Here is George S. Patton Jr.’s official war diary with daily entries from September 1918 to the days leading up to the Armistice in November. He kept it while commanding the 304th Tank Brigade in World War I. Also included is the war diary of Ranulf Compton, one of his battalion tank commanders, with daily entries from mid-August to mid-October. Both diaries cover in detail tank operations at the Battle of St. Mihiel and the Meuse-Argonne Offensive, providing a candid look at the successes and challenges of early tank units in combat. Compton’s diary entries are particularly intriguing because he is a lesser-known figure historically but one who played a critical role in the final days of the war. Sereno Brett, Patton’s other battalion commander, had assumed command of the brigade after Patton was wounded the last week in September. Compton, in turn, assumed command of all the brigade tanks at the front. His role as commander of the fighting tanks makes his diary entries especially important. Once Patton was medically evacuated off the battlefield, his knowledge of tank operations was strictly second-hand. But Compton was now eyewitness to several more weeks of some of the toughest fighting of the war. The contrast between Patton’s and Compton’s diary entries is also intriguing for another reason. On a personal level, Patton had a vested interest in the success of the early tank, having been an early proponent and personally involved in its development. But Compton had no such investment and therefore his daily observations, in contrast to Patton’s, contain a more unvarnished assessment of the early tank.

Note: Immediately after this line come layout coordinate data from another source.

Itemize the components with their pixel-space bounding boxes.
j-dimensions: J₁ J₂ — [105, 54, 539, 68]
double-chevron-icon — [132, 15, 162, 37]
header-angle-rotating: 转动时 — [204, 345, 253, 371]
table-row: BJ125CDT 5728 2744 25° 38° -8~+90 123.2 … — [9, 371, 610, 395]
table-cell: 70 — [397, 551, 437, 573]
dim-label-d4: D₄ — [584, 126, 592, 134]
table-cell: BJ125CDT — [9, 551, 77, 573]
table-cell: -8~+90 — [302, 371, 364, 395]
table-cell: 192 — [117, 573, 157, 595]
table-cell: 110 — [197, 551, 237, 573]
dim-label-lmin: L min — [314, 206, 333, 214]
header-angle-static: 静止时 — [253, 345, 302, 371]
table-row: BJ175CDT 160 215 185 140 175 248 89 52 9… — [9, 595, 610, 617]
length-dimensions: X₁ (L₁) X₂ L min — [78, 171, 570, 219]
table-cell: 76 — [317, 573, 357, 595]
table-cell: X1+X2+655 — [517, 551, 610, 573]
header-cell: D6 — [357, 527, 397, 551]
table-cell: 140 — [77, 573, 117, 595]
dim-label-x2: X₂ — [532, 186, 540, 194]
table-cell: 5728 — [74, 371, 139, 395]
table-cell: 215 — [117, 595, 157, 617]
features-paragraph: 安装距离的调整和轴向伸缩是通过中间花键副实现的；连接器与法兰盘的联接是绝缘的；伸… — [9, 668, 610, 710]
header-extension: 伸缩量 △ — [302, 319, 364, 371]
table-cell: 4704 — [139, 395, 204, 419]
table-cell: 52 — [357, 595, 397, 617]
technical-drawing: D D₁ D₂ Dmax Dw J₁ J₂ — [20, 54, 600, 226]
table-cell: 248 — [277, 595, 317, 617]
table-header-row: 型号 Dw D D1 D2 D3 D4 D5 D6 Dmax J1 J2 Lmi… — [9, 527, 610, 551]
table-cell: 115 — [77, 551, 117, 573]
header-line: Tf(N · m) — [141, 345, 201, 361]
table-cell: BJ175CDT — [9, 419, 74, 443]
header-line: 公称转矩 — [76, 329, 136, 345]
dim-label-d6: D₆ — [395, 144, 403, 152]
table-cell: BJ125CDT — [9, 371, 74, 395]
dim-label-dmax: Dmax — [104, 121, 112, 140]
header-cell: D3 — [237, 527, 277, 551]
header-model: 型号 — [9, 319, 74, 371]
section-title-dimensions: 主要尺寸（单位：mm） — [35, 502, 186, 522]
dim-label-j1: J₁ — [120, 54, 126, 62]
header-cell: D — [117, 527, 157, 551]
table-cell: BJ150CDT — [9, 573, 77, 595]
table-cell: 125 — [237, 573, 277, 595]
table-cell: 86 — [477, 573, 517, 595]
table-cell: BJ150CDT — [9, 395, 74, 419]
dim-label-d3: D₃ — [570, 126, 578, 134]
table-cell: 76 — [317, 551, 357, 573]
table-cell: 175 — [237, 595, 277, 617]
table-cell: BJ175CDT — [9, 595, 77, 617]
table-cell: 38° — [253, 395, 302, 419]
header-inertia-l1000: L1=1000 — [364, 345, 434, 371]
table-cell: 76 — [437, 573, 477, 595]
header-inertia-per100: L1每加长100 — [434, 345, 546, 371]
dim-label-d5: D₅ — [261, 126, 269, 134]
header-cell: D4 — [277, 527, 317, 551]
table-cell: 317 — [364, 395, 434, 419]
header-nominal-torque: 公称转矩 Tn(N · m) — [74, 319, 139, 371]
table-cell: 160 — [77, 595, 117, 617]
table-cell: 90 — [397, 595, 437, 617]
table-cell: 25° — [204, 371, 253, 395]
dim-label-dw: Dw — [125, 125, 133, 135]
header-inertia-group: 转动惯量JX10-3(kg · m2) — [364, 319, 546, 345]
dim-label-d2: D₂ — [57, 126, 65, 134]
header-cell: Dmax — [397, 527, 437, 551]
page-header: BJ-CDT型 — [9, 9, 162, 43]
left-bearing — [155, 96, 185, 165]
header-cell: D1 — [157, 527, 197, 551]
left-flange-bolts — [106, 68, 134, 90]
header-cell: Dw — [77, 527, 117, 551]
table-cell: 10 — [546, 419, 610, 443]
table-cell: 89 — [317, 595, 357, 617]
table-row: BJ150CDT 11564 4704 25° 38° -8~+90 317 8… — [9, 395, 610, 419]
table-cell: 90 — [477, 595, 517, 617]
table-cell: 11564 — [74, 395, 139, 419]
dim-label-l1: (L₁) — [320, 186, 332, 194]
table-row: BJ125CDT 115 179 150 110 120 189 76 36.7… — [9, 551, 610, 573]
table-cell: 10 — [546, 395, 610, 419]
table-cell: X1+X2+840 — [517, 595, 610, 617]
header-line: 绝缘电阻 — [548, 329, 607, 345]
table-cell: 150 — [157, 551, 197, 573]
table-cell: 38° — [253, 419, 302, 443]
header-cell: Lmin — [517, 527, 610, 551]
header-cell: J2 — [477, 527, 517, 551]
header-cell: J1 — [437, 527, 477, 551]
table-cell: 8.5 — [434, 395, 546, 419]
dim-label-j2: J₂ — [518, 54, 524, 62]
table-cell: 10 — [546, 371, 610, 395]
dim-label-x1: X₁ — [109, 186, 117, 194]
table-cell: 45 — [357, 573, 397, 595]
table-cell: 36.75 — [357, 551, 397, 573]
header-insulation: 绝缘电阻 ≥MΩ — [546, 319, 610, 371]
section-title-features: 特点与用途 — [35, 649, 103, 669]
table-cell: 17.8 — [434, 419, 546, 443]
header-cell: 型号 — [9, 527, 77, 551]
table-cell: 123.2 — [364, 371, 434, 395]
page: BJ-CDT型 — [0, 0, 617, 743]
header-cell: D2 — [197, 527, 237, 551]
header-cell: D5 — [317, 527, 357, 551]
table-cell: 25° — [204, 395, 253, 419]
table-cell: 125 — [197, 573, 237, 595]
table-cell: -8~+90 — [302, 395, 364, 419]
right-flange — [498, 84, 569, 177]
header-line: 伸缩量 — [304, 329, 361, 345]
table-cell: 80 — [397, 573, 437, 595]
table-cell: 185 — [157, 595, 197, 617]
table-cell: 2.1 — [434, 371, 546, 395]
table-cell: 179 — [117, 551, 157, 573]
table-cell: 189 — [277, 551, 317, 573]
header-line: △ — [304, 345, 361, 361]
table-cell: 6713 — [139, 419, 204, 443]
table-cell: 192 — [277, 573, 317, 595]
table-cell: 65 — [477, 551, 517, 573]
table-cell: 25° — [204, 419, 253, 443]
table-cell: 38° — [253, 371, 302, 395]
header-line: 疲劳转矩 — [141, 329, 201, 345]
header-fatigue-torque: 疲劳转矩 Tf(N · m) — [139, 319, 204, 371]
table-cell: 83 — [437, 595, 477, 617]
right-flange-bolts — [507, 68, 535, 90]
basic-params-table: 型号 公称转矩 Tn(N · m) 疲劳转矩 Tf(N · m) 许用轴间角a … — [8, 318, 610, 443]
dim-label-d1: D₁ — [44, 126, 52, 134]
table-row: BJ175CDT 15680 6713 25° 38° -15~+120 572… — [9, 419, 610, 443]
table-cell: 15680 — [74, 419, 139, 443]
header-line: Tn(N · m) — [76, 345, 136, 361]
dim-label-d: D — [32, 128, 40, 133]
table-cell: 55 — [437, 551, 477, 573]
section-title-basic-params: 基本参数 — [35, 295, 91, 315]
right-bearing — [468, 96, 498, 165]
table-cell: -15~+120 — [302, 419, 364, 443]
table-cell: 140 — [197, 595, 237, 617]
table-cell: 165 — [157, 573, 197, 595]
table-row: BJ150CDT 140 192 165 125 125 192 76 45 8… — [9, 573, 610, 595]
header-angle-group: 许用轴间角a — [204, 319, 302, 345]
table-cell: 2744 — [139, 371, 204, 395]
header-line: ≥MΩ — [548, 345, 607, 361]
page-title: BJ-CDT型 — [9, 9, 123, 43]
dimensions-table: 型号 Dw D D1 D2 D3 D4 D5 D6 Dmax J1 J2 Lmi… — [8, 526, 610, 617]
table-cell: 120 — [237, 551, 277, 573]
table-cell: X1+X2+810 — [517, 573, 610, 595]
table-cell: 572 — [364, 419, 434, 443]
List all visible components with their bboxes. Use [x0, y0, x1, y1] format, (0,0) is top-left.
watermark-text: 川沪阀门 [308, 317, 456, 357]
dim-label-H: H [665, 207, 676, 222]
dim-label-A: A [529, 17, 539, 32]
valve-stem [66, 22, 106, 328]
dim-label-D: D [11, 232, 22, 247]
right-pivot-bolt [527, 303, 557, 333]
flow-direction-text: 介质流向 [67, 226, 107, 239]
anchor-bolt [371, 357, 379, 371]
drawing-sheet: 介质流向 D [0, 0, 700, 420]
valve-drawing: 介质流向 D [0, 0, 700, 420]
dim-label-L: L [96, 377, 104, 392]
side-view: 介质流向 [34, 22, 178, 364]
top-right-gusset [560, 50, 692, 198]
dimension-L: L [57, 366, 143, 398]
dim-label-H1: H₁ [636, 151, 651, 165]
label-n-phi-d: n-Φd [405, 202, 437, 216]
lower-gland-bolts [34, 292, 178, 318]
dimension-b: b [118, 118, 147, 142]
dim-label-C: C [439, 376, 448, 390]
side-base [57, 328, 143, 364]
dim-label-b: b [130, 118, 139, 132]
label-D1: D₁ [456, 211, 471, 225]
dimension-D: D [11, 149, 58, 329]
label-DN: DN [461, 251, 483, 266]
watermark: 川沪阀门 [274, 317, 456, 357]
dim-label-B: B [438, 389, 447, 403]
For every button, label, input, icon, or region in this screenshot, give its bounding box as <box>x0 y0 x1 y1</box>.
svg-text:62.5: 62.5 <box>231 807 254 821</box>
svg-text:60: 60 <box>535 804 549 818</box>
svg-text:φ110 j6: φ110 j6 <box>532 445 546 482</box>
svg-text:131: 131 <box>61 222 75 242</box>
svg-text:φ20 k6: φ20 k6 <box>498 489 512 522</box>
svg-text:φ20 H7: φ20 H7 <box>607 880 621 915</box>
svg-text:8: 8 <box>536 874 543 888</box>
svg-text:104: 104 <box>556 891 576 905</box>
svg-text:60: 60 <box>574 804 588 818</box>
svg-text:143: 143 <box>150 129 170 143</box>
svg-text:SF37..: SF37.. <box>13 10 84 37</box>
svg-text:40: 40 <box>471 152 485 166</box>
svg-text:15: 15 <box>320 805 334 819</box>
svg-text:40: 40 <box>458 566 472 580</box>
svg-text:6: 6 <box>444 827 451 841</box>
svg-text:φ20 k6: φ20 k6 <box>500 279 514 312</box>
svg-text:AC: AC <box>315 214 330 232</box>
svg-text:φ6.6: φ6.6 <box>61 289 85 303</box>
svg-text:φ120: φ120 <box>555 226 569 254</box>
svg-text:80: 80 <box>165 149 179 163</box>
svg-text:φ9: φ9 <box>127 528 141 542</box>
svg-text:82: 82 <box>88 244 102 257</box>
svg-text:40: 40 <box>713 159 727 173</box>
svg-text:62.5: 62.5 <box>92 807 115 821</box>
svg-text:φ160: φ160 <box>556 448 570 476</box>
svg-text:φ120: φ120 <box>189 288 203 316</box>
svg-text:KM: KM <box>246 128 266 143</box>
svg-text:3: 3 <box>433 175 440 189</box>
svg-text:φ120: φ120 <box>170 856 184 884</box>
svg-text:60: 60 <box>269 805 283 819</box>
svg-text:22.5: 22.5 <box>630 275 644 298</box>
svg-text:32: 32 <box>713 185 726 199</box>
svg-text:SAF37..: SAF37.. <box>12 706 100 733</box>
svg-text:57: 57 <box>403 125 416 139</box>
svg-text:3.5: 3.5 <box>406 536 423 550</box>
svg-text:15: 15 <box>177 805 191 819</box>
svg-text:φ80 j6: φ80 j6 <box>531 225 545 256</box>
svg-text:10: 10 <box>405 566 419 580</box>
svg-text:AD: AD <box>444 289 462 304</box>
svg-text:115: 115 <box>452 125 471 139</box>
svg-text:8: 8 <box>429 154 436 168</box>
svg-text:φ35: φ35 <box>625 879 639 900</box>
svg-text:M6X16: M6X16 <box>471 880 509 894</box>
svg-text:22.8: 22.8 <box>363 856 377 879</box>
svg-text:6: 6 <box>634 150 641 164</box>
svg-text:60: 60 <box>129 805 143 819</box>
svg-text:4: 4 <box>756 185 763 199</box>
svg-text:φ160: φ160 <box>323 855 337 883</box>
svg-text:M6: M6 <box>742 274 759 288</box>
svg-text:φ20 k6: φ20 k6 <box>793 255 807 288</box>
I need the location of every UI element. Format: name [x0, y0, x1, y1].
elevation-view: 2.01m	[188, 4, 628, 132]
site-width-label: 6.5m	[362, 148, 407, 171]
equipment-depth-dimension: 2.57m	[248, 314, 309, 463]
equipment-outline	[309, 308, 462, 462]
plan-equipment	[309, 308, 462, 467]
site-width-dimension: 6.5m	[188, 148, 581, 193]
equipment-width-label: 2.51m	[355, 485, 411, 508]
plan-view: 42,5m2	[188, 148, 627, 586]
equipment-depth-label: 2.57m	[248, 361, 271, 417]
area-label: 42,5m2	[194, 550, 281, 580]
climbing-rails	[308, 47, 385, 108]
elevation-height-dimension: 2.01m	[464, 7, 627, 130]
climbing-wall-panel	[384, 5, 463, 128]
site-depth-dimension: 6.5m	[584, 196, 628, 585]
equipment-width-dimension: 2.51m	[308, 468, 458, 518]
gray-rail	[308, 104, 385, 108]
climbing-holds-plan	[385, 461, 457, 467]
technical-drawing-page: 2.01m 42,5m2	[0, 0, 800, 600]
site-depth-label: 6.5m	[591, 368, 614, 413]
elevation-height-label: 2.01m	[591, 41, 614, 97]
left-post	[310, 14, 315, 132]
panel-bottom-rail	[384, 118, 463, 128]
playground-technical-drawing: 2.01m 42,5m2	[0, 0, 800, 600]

George Smith Patton, Jr. was a United States Army officer best known for his leadership while commanding corps and armies as a general during World War II. He was also well known for his eccentricity and controversial outspokenness.
Patton was commissioned in the U.S. Army after his graduation from the U.S. Military Academy at West Point in 1909. In 1916–17, he participated in the unsuccessful Pancho Villa Expedition, a U.S. operation that attempted to capture the Mexican revolutionary. In World War I, he was the first officer assigned to the new United States Tank Corps and saw action in France.
In World War II, he commanded corps and armies in North Africa, Sicily, and the European Theater of Operations. In 1944, Patton assumed command of the U.S. Third Army, which under his leadership advanced farther, captured more enemy prisoners, and liberated more territory in less time than any other army in military history.
On December 9, 1945, Patton was severely injured in a road accident in Heidelberg, Germany. In the crash Patton received a severe cervical spinal cord injury. Paralyzed from the neck down, he was rushed to the military hospital in Heidelberg. Patton died of a pulmonary embolism on December 21, 1945.